Isso é mais uma demonstração de uma coisa que, se no Governo Lulla não tem destaque algum, fosse em outro Governo cairia o Ministro da Saúde.
Portanto, de forma pragmática, nunca mais votarei num partido de esquerda, muito menos no PT. A esquerda não garante aos cidadãos a proteção que partidos conservadores dão. A esquerda pode tudo, não sofre pressões e, se sofre, não dá bola para elas. Ela tem a idéia geral de que é, em princípio, legítima, porque é esquerda. E dane-se o resto (ética, eficiência, administração, etc).
Esta foto é do tempo do Pai do Dr. Pintáfona.

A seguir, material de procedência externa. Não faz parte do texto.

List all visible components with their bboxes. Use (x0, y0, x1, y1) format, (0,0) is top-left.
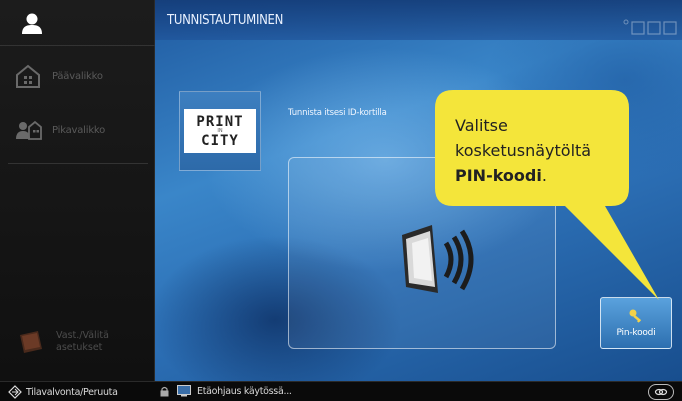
main-panel: TUNNISTAUTUMINEN PRINT IN CITY Tunnista … (155, 0, 682, 381)
instruction-text: Tunnista itsesi ID-kortilla (288, 108, 387, 118)
status-bar: Tilavalvonta/Peruuta Etäohjaus käytössä.… (0, 381, 682, 401)
logo-text-city: CITY (201, 132, 239, 149)
quick-menu-icon (16, 120, 42, 140)
callout-pin-emphasis: PIN-koodi (455, 166, 542, 185)
callout-line-2: kosketusnäytöltä (455, 141, 592, 160)
sidebar-item-main-menu[interactable]: Päävalikko (14, 61, 154, 91)
status-middle-label: Etäohjaus käytössä... (197, 385, 292, 397)
callout-line-3: PIN-koodi. (455, 163, 605, 188)
callout-period: . (541, 166, 547, 185)
sidebar-bottom-label-2: asetukset (56, 342, 103, 353)
diamond-arrow-icon (8, 385, 22, 399)
company-logo: PRINT IN CITY (179, 91, 261, 171)
system-monitor-cancel[interactable]: Tilavalvonta/Peruuta (8, 385, 118, 399)
logo-text-print: PRINT (196, 113, 244, 130)
page-title: TUNNISTAUTUMINEN (167, 13, 284, 28)
sidebar: Päävalikko Pikavalikko Vast./Välitä aset… (0, 0, 155, 381)
callout-text: Valitse kosketusnäytöltä PIN-koodi. (455, 113, 605, 188)
sidebar-item-label: Pikavalikko (52, 124, 106, 136)
sidebar-bottom-label-1: Vast./Välitä (56, 330, 109, 341)
divider (8, 163, 148, 164)
link-button[interactable] (648, 384, 674, 400)
lock-icon (160, 386, 169, 396)
sidebar-item-forward-settings[interactable]: Vast./Välitä asetukset (16, 327, 109, 357)
status-left-label: Tilavalvonta/Peruuta (26, 386, 118, 398)
user-icon (22, 13, 42, 34)
screen-icon (177, 385, 191, 397)
fax-forward-icon (20, 331, 42, 353)
remote-control-status: Etäohjaus käytössä... (160, 385, 292, 397)
home-icon (16, 64, 40, 88)
window-controls-icon (623, 19, 677, 35)
pin-code-label: Pin-koodi (616, 328, 656, 338)
user-area[interactable] (0, 0, 155, 46)
title-bar: TUNNISTAUTUMINEN (155, 0, 682, 40)
callout-line-1: Valitse (455, 116, 508, 135)
sidebar-item-label: Päävalikko (52, 70, 103, 82)
logo-inner: PRINT IN CITY (184, 109, 256, 153)
key-icon (629, 309, 642, 323)
sidebar-item-quick-menu[interactable]: Pikavalikko (14, 115, 154, 145)
link-icon (654, 388, 668, 396)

André, excelente post ! Muita informação.
Tem em alta ?
:-))
André,
Já tinha ouvido falar das “passagens” que ligavam o Paço Imperial, ao Convento, mas nunca tinha visto fotos das mesmas… Eu achava que era uma passarela mais simples, tipo aquela que se vê na Rua Irineu Marinho, unindo os prédios do Jornal o Globo (se não me engano tem uma outra num dos prédios ali na transversal da Rua Rodrigues Alves); mas não, parece que está mais para o Arco do Teles… É isso mesmo?
belo trabalho
Olá André,
Post emocionante, uma viagem no tempo!
Impossível para quem ama esta cidade ficar indiferente!
Essas “passagens” citadas são um assunto que por si só merecem um post inteiro, mas infelizmente as fotos são raras… se é que existem!
Também já ouvi falar dessas “diligências”, tenho fotos de família onde algumas aparecem!
“Glórias passadas! Glórias vividas!
Mas não totalmente esquecidas!
Não aqui!”
Abraço!
Este post ainda está aberto? Alguém poderia me informar que livro é esse de Luiz Edmundo sobre o Rio? Leio sempre as obras de Machado de Assis e me interesso em conhecer os lugares citados por ele. Grata.